Um dos exemplos mais notáveis é a Seleção Brasileira, que será leadada pelo renomado técnico italiano Carlo Ancelotti. Ele é apenas o quarto treinador estrangeiro a comandar a equipe pentacampeã, sendo o primeiro a participar do torneio mais importante do futebol mundial. A inclusão de Ancelotti na Seleção é um indicativo de mudanças no cenário do futebol, refletindo uma globalização crescente das táticas e filosofias à beira do campo.

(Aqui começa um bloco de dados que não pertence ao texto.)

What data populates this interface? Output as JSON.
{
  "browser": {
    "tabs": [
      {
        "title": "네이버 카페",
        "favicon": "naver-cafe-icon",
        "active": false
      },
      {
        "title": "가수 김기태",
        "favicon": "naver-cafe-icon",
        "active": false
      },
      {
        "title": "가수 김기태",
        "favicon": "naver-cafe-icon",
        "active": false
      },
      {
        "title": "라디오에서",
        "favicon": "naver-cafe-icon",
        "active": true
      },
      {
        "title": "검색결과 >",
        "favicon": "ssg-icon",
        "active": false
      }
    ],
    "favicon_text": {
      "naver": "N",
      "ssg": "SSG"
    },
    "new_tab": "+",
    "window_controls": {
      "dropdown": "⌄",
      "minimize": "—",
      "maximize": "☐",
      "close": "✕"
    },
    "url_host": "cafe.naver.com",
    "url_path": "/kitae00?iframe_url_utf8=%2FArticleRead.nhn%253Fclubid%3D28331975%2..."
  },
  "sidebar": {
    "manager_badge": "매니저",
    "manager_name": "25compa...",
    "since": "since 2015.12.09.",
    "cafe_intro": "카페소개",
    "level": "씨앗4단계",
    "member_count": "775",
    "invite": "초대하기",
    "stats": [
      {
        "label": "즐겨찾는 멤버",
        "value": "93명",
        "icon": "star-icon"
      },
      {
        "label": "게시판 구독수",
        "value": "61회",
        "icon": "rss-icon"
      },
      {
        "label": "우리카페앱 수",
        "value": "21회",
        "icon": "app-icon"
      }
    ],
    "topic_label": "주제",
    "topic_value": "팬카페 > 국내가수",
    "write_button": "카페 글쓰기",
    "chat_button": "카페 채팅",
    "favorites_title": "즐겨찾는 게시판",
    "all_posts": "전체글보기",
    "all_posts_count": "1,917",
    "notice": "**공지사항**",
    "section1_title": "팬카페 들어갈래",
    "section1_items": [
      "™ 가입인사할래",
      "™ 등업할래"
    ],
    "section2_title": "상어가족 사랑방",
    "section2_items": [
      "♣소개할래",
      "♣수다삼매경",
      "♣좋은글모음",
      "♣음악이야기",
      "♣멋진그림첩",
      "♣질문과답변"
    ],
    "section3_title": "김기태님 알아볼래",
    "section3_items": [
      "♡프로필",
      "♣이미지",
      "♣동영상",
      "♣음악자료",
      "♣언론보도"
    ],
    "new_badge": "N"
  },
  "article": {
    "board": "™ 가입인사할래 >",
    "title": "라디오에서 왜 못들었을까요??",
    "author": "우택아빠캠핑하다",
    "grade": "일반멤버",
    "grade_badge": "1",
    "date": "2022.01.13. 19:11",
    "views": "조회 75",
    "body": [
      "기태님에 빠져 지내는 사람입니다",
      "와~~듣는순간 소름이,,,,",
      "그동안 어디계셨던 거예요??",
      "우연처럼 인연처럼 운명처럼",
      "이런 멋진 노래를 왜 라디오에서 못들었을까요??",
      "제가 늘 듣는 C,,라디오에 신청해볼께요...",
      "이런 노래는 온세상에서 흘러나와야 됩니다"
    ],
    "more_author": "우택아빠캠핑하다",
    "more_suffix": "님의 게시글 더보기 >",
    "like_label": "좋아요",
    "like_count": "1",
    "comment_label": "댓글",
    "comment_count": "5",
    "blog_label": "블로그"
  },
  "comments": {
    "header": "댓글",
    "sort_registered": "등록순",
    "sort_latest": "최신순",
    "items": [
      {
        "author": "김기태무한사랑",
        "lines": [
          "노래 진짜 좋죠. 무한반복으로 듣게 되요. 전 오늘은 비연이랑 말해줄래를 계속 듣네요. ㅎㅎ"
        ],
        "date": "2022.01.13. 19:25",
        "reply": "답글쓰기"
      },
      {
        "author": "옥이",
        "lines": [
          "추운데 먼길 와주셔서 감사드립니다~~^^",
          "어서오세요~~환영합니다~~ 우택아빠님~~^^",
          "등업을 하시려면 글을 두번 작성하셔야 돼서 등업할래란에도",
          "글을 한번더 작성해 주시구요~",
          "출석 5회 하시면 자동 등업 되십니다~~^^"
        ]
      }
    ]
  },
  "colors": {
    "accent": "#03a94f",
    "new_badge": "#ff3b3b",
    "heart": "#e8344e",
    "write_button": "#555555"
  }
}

Este também será um Mundial sem a presença de um treinador brasileiro. O mais próximo disso foi Sylvinho, à frente da Albânia, que acabou sendo eliminado nas repescagens das Eliminatórias Europeias pela seleção da Polônia. Assim, a prateleira das possibilidades se amplia, uma vez que a entrada de técnicos de diferentes culturas e estilos pode inspirar novas dinâmicas e rivalidades em campo.

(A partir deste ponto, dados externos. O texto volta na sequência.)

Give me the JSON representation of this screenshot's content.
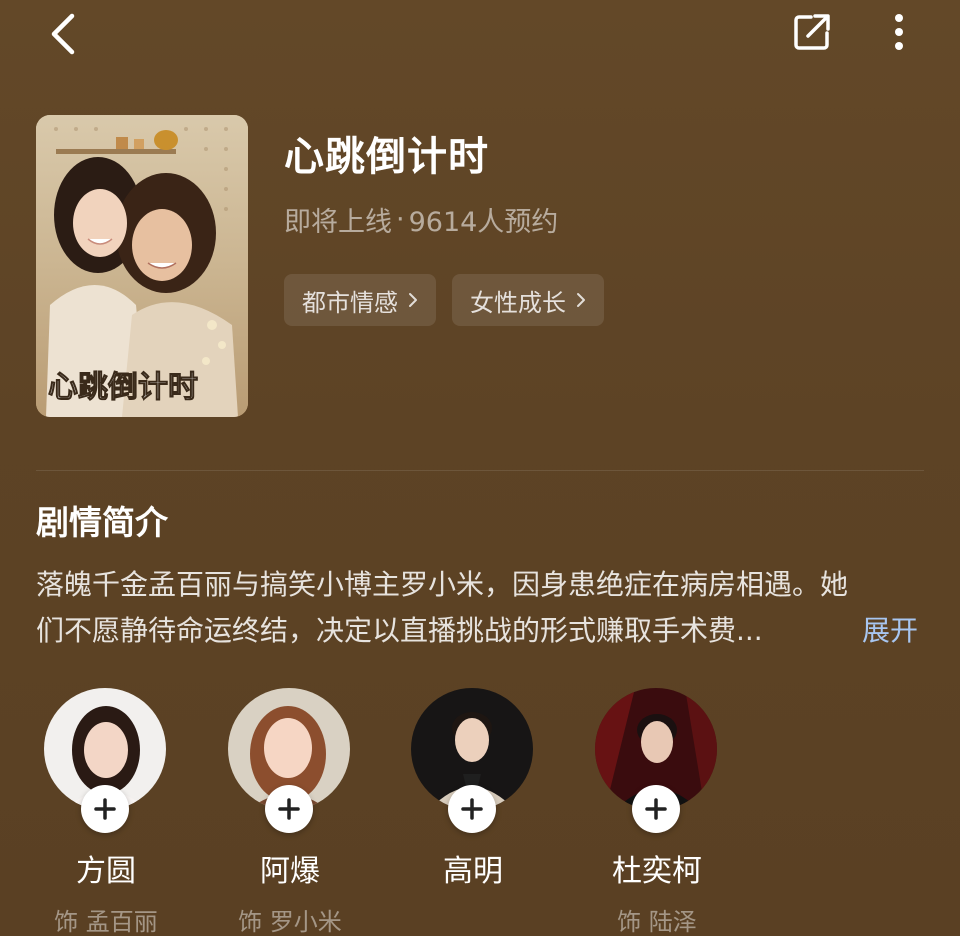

Além dessas mudanças no comando das seleções, a lista dos técnicos que já conquistaram o título mundial ao longo da história mostra um legado rico, que inclui nomes icônicos como Mário Zagallo, Carlos Alberto Parreira e Luiz Felipe Scolari, todos vencedores com a seleção brasileira.
Com a Copa do Mundo de 2026 se aproximando, as expectativas estão altas. Tornou-se evidente que a dinâmica da competição está em transformação, e o que antes era um campeonato dominado por treinadores nacionais agora abre suas portas para a diversidade e inovação proporcionadas por líderes globais, reforçando a ideia de que no futebol, assim como na vida, os melhores resultados podem vir do intercâmbio de ideias e experiências.